Víctor Andrés García Belaunde no es precisamente un novato en política. Ha sido congresista cinco veces, conoce por dentro pasillos, mañas y miserias del Parlamento. Por eso, cuando afirma que “este Congreso es el peor de todos” y que los partidos son, en su mayoría, “vientres de alquiler”, no habla desde la tribuna del indignado ocasional, sino desde la autopsia de un sistema que él mismo ayudó a construir y que hoy se descompone a la vista de todos.
Los aumentos de sueldo y pagos extras que se han recetado los parlamentarios son el síntoma más grosero de una enfermedad más profunda: un Congreso que legisla para sí mismo mientras el país se desangra entre inseguridad, precariedad y corrupción. Que el propio García Belaunde proponga que el presupuesto del Parlamento lo apruebe el Ejecutivo revela hasta qué punto se ha perdido la vergüenza mínima: ya ni siquiera se finge autocontrol, es el reconocimiento explícito de que, si se regulan solos, seguirán subiendo la valla… de sus beneficios.

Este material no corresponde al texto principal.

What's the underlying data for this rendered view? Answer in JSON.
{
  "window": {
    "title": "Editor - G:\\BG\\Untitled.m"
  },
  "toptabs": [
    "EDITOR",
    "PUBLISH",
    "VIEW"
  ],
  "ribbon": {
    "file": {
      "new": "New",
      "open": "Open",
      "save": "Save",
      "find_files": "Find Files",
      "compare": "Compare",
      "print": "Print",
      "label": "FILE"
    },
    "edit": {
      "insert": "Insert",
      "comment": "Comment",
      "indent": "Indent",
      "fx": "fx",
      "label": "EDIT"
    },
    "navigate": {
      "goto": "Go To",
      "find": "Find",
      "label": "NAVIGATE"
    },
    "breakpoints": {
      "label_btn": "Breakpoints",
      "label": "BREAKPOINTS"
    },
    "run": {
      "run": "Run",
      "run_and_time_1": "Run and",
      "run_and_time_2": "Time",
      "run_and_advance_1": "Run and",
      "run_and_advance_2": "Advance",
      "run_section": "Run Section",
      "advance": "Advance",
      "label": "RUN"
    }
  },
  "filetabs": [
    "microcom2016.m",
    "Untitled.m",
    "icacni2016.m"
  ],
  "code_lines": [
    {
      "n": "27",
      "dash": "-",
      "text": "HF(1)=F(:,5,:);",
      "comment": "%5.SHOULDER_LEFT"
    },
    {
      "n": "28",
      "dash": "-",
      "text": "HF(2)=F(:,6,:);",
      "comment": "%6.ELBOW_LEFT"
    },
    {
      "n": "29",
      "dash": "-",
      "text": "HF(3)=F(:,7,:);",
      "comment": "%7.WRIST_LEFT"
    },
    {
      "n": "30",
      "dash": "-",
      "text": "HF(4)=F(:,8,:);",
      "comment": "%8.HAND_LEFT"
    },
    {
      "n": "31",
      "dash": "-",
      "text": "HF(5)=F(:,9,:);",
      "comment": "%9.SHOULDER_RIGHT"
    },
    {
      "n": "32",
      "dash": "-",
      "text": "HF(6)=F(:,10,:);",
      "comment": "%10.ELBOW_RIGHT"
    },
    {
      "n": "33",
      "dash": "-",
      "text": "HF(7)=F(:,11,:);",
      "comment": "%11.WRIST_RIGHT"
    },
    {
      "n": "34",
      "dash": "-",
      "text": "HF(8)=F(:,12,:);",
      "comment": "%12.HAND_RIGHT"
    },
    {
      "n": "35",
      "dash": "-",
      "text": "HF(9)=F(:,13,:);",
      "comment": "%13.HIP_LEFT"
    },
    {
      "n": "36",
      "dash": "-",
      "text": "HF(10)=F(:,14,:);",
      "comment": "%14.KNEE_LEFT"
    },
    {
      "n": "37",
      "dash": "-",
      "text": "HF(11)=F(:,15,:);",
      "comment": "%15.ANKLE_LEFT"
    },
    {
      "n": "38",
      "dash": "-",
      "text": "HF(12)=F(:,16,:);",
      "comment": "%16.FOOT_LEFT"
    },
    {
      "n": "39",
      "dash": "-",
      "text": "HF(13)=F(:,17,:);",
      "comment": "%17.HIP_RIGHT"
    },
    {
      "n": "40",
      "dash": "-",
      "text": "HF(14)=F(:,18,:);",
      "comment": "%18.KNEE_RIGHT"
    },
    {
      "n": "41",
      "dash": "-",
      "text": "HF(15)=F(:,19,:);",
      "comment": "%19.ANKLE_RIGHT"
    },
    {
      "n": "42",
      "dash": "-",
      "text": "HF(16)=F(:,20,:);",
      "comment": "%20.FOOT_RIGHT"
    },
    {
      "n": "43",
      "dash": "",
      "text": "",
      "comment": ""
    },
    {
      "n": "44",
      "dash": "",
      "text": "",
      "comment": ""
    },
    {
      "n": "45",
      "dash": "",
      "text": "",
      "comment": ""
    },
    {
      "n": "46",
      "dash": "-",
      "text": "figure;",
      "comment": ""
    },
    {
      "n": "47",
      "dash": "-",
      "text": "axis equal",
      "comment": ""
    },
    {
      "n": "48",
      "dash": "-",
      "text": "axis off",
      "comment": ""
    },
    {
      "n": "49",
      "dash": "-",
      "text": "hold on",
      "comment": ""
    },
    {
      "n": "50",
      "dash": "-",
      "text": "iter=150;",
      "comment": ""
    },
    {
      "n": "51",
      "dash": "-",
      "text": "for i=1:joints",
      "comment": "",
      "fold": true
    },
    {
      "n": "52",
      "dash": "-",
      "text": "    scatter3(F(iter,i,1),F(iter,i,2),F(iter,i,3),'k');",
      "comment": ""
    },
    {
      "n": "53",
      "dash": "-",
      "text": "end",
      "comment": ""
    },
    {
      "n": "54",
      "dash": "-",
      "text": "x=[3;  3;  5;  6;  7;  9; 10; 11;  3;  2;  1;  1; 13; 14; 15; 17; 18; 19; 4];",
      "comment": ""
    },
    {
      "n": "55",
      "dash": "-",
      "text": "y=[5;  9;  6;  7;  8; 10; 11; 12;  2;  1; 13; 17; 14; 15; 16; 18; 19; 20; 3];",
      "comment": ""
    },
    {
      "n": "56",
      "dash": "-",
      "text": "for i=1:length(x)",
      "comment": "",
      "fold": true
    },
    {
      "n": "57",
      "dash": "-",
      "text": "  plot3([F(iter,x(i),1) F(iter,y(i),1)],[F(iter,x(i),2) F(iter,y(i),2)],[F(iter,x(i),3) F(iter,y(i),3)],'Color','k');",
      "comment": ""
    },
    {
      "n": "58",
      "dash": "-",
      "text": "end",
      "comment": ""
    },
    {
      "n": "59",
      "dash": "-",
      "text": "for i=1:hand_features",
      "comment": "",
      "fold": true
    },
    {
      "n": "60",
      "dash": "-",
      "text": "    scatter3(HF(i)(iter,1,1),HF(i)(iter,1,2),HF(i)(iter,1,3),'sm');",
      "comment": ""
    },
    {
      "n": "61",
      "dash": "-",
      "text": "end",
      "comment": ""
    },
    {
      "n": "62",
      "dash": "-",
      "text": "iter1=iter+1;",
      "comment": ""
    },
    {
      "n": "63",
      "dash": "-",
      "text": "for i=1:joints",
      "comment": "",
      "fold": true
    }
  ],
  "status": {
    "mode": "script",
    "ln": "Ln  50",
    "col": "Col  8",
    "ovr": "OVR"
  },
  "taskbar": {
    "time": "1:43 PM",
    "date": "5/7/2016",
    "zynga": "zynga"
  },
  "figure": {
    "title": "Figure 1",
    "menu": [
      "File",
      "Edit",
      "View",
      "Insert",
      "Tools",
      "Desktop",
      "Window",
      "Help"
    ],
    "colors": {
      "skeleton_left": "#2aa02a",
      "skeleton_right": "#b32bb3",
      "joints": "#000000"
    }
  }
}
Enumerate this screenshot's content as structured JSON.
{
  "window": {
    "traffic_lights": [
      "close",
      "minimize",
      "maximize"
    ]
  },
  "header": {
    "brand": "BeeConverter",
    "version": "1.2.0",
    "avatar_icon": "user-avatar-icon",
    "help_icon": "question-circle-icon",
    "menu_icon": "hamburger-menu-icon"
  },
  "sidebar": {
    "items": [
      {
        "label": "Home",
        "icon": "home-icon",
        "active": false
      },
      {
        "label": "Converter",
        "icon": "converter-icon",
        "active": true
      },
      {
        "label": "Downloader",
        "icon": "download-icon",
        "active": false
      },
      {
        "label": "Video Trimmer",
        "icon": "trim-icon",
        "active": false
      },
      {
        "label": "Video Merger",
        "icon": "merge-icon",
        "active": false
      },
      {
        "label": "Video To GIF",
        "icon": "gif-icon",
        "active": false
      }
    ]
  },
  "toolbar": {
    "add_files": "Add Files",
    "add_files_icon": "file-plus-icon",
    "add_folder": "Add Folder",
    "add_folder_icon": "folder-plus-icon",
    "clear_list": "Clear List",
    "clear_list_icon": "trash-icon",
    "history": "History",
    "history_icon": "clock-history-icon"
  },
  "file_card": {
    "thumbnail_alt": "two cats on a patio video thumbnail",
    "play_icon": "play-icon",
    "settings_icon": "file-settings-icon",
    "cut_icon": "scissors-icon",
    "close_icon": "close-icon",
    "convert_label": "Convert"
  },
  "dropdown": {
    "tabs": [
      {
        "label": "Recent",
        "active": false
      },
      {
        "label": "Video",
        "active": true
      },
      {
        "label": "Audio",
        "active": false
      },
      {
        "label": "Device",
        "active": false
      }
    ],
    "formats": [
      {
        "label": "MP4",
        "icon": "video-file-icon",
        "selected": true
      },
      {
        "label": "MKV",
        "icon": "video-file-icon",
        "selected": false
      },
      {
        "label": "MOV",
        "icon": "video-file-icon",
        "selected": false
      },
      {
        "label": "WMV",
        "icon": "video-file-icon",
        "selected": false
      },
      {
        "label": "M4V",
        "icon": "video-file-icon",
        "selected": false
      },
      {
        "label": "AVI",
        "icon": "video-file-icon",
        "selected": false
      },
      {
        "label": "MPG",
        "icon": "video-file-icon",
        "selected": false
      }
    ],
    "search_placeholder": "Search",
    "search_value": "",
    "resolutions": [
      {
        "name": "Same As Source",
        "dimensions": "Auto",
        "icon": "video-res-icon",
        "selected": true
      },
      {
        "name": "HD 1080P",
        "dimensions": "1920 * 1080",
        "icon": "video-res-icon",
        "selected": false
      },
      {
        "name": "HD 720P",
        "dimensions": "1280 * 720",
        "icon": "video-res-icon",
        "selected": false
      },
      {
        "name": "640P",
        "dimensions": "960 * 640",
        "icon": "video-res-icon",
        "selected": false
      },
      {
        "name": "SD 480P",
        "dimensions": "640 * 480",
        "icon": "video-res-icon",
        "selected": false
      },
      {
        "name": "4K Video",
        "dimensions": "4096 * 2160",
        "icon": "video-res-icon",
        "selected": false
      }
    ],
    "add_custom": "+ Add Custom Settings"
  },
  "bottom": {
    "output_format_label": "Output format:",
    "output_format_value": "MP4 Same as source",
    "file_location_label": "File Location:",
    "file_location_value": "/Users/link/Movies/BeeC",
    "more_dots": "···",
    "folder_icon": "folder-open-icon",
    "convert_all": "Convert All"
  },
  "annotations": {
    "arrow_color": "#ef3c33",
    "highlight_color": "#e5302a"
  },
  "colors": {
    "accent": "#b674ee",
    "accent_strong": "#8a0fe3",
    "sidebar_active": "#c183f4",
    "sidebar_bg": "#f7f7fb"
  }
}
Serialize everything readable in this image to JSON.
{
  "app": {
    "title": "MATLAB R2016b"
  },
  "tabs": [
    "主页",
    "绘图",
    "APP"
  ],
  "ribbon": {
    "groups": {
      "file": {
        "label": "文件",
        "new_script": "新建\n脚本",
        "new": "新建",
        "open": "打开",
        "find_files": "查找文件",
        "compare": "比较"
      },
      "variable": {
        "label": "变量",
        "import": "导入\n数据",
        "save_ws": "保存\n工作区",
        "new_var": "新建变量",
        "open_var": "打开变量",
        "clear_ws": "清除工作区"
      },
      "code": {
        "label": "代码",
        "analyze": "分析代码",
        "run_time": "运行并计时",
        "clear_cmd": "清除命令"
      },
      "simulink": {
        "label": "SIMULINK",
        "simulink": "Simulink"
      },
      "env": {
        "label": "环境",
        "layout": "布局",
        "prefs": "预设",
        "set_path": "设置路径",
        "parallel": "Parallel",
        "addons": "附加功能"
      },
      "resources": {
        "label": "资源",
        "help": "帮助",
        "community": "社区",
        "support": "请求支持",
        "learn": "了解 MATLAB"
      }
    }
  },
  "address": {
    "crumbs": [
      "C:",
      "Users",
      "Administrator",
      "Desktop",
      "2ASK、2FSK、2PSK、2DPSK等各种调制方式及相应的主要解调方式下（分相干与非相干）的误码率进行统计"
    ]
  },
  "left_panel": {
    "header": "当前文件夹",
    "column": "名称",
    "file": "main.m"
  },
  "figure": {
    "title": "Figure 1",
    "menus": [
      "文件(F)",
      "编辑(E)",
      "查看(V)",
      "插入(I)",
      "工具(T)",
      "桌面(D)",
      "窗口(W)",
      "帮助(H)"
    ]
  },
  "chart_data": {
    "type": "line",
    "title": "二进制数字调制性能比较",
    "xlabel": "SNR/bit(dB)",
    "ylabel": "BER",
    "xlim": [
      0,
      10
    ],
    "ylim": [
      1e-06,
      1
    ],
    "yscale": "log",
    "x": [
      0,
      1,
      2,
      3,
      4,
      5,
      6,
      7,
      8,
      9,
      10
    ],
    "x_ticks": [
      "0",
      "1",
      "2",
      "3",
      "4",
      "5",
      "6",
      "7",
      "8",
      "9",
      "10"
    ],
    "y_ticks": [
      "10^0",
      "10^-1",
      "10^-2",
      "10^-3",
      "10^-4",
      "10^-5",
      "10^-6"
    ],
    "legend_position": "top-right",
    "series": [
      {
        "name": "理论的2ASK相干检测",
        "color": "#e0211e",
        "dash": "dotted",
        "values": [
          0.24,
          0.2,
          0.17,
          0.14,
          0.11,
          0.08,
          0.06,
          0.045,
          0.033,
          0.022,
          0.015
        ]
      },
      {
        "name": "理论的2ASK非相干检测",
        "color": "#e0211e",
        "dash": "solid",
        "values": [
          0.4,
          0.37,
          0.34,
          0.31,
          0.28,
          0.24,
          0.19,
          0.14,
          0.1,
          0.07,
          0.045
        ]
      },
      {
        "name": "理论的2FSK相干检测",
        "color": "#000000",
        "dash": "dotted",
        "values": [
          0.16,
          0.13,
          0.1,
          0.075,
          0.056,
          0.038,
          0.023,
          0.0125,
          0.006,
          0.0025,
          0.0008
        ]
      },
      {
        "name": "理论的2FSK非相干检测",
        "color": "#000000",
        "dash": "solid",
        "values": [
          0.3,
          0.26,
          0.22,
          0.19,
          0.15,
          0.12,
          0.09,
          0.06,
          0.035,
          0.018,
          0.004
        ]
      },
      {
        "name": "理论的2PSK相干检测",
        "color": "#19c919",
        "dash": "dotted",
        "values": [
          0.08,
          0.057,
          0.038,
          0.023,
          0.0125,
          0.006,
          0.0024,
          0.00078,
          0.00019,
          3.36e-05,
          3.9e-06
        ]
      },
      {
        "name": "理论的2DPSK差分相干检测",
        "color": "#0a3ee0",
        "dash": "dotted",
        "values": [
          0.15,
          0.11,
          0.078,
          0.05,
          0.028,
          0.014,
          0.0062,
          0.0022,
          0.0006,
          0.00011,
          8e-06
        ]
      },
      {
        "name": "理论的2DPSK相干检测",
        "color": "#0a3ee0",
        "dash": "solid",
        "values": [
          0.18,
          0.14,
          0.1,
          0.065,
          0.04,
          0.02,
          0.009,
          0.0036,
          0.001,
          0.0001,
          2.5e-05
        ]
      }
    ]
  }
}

Cuando “Vitocho” habla de partidos que son vientres de alquiler, pone nombre a una práctica que se ha normalizado: siglas sin principios que se alquilan al mejor postor, listas armadas a última hora, candidatos sin trayectoria programática pero con presupuesto o fama. El resultado es el Congreso que tenemos: bancadas convertidas en franquicias, políticos que cambian de camiseta como de canal, y una representación que responde más a intereses privados que al bien común.
Paradójicamente, el mismo García Belaunde insiste en que lo que se necesita es “gente con experiencia” y se aferra a Acción Popular pese a las “mochilas pesadas” de Los Niños y otros escándalos. Es cierto: no se cambia el sistema abandonando el barco al primer incendio; pero tampoco basta con declararse crítico interno mientras el partido se hunde en acusaciones y componendas. La lealtad a la agrupación no puede ser excusa para tolerar lo intolerable.
Que un veterano de la política describa al actual Congreso como “el peor” debería ser una alerta nacional. No solo por lo que dice del Parlamento, sino por lo que confiesa del derrumbe de los partidos: sin organizaciones sólidas, sin disciplina ética ni proyecto de país, el vacío lo ocupan los vientres de alquiler, los oportunistas y los mercaderes de la política.
Reflexión final
Si la clase política reconoce que el Congreso es una caricatura de sí mismo y que los partidos son cascarones en venta, la pelota pasa a la ciudadanía. Seguir votando por siglas que se alquilan y por rostros que se reciclan es firmar la continuidad del desastre. La regeneración democrática no vendrá de un “salvador” ni de un veterano arrepentido, sino de romper de una vez con el negocio de la política como alquiler y recuperar la idea básica de representación: servir al país, no servirse de él.